Herbert Hodge, of Norman, and G. G. McBride, of Oklahoma City, for defendant in error.

OSBORN, J.

¶1 W. T. Mooneyham, as plaintiff below, brought this action against the defendant, A. & A. Cab Operating Company, to recover damages for personal injuries. A trial to the jury resulted in a verdict for $1,500. Judgment was entered thereon, and defendant appeals. The parties appear herein in the reverse order to which they appeared in the trial court and for convenience they will be referred to by their trial court designation.

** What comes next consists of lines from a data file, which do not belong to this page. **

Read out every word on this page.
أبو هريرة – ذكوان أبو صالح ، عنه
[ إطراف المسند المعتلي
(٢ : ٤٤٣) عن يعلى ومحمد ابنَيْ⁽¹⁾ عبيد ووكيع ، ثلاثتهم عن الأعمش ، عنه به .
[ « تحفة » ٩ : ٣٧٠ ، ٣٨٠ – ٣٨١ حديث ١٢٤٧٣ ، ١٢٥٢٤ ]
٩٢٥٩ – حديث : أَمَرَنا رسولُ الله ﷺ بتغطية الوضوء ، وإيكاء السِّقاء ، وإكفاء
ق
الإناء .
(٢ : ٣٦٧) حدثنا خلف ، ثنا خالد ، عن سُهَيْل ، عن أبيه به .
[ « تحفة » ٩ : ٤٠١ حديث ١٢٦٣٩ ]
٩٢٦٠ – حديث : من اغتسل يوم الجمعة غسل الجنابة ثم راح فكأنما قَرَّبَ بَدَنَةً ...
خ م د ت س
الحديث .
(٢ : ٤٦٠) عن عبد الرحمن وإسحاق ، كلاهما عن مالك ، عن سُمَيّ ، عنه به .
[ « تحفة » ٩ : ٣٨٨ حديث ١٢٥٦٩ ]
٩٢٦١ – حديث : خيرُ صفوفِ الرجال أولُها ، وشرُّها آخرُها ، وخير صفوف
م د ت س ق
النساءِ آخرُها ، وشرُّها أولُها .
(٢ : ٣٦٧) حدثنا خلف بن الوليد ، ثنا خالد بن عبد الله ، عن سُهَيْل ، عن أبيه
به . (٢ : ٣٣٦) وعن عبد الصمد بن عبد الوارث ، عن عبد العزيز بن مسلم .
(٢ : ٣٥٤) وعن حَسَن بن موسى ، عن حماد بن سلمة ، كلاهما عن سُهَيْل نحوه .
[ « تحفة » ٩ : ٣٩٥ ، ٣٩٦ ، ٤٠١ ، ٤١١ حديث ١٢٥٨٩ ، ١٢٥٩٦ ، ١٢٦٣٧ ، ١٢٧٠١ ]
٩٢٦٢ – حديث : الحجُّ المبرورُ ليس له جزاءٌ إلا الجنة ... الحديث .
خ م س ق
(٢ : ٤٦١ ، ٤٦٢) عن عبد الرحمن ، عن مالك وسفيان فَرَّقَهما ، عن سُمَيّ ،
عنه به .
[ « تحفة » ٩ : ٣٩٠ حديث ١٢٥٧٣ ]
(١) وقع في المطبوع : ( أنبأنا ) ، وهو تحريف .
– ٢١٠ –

¶2 Plaintiff, with his wife, was crossing the street near the intersection of Main and Robinson streets in Oklahoma City in order to reach his automobile when he was struck by defendant's cab and, sustained the injury for which the action is brought. He was not crossing at the intersection, but approximately 45 feet west of the intersection from the south side of the street. He explained that he was forced to cross at a place other than the intersection because defendant's cab and a car directly behind it blocked the intersection. He was injured when defendant's cab backed over him.

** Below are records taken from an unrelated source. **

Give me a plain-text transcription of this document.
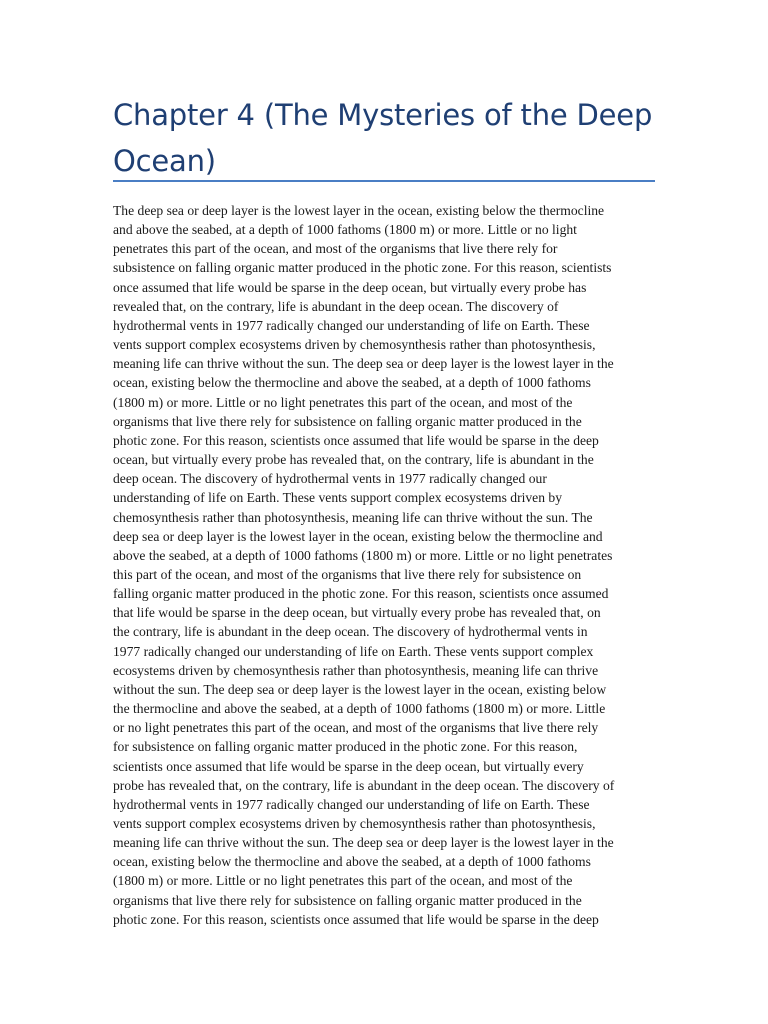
Chapter 4 (The Mysteries of the Deep Ocean)
The deep sea or deep layer is the lowest layer in the ocean, existing below the thermocline
and above the seabed, at a depth of 1000 fathoms (1800 m) or more. Little or no light
penetrates this part of the ocean, and most of the organisms that live there rely for
subsistence on falling organic matter produced in the photic zone. For this reason, scientists
once assumed that life would be sparse in the deep ocean, but virtually every probe has
revealed that, on the contrary, life is abundant in the deep ocean. The discovery of
hydrothermal vents in 1977 radically changed our understanding of life on Earth. These
vents support complex ecosystems driven by chemosynthesis rather than photosynthesis,
meaning life can thrive without the sun. The deep sea or deep layer is the lowest layer in the
ocean, existing below the thermocline and above the seabed, at a depth of 1000 fathoms
(1800 m) or more. Little or no light penetrates this part of the ocean, and most of the
organisms that live there rely for subsistence on falling organic matter produced in the
photic zone. For this reason, scientists once assumed that life would be sparse in the deep
ocean, but virtually every probe has revealed that, on the contrary, life is abundant in the
deep ocean. The discovery of hydrothermal vents in 1977 radically changed our
understanding of life on Earth. These vents support complex ecosystems driven by
chemosynthesis rather than photosynthesis, meaning life can thrive without the sun. The
deep sea or deep layer is the lowest layer in the ocean, existing below the thermocline and
above the seabed, at a depth of 1000 fathoms (1800 m) or more. Little or no light penetrates
this part of the ocean, and most of the organisms that live there rely for subsistence on
falling organic matter produced in the photic zone. For this reason, scientists once assumed
that life would be sparse in the deep ocean, but virtually every probe has revealed that, on
the contrary, life is abundant in the deep ocean. The discovery of hydrothermal vents in
1977 radically changed our understanding of life on Earth. These vents support complex
ecosystems driven by chemosynthesis rather than photosynthesis, meaning life can thrive
without the sun. The deep sea or deep layer is the lowest layer in the ocean, existing below
the thermocline and above the seabed, at a depth of 1000 fathoms (1800 m) or more. Little
or no light penetrates this part of the ocean, and most of the organisms that live there rely
for subsistence on falling organic matter produced in the photic zone. For this reason,
scientists once assumed that life would be sparse in the deep ocean, but virtually every
probe has revealed that, on the contrary, life is abundant in the deep ocean. The discovery of
hydrothermal vents in 1977 radically changed our understanding of life on Earth. These
vents support complex ecosystems driven by chemosynthesis rather than photosynthesis,
meaning life can thrive without the sun. The deep sea or deep layer is the lowest layer in the
ocean, existing below the thermocline and above the seabed, at a depth of 1000 fathoms
(1800 m) or more. Little or no light penetrates this part of the ocean, and most of the
organisms that live there rely for subsistence on falling organic matter produced in the
photic zone. For this reason, scientists once assumed that life would be sparse in the deep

¶3 Defendant presents two specifications of error. The first relates to the reception of inadmissible testimony. Plaintiff's wife, testifying to certain things she did as the agent for her husband, in response to a direct question, testified that a certain person was not at the scene of the accident. Defendant earlier had conceded that the wife was competent to testify as such agent, and the record does not disclose that any objection was interposed to the particular question, but as soon as the answer was given, defendant deemed it incompetent and moved to have it stricken and the jury directed to disregard the same. The trial judge sustained this mot ion, and in the clearest and most explicit manner directed the jury to disregard the particular answer. Defendant now argues that the action of the court did not have the effect of removing the prejudice that had been done by the reception of such answer.

¶4 Error in the admission of evidence is not ground for reversal of a judgment unless, after examination of the entire record, it appears that the error complained of has probably resulted in a miscarriage of justice, or constitutes a substantial violation of a constitutional or statutory right. 22 O. S. A. § 1068. And it is the general rule that error in admitting improper evidence is cured by the court withdrawing the same and instructing the jury not to consider it. Lindley v. Kelly, 47 Okla. 328, 147 P. 1015; Anglo-Texas Oil Co. v. Manatt, 125 Okla. 92, 256 P. 740. We are of the opinion that the evidence admitted herein, but withdrawn by the trial court, was not of such character as to warrant the application of the exception to the general rule.

¶5 It is next urged that the court erred in giving instruction No. 17. This instruction, in effect, advises the jury that it was negligence for the driver of the defendant's cab to block the intersection and to back its vehicle more than 30 feet. However, the complaint offered by the defendant is that in this instruction the court did not advise the jury that plaintiff could not recover if he was guilty of contributory negligence. We are of the opinion, and hold, that the failure to caution the jury that the plaintiff could not recover if he was guilty of contributory negligence was not reversible error. The court had formerly instructed the jury that if the plaintiff was guilty of contributory negligence its verdict should be for the defendant. While an instruction standing alone may be subject to criticism, if the instructions in their entirety fairly submit the issues to the jury, the giving of such instruction is not reversible error where the jury is not shown to have been misled thereby. Cimarron Utilities Co. v. Safranko, 187 Okla. 86, 101 P.2d 258; Labenne v. Kaufman, 184 Okla. 565, 89 P.2d 281.

¶6 The judgment of the trial court is affirmed.

¶7 CORN, C.J., GIBSON, V.C.J., and RILEY, BAYLESS, WELCH, DAVISON, and ARNOLD, JJ., concur. HURST, J., absent.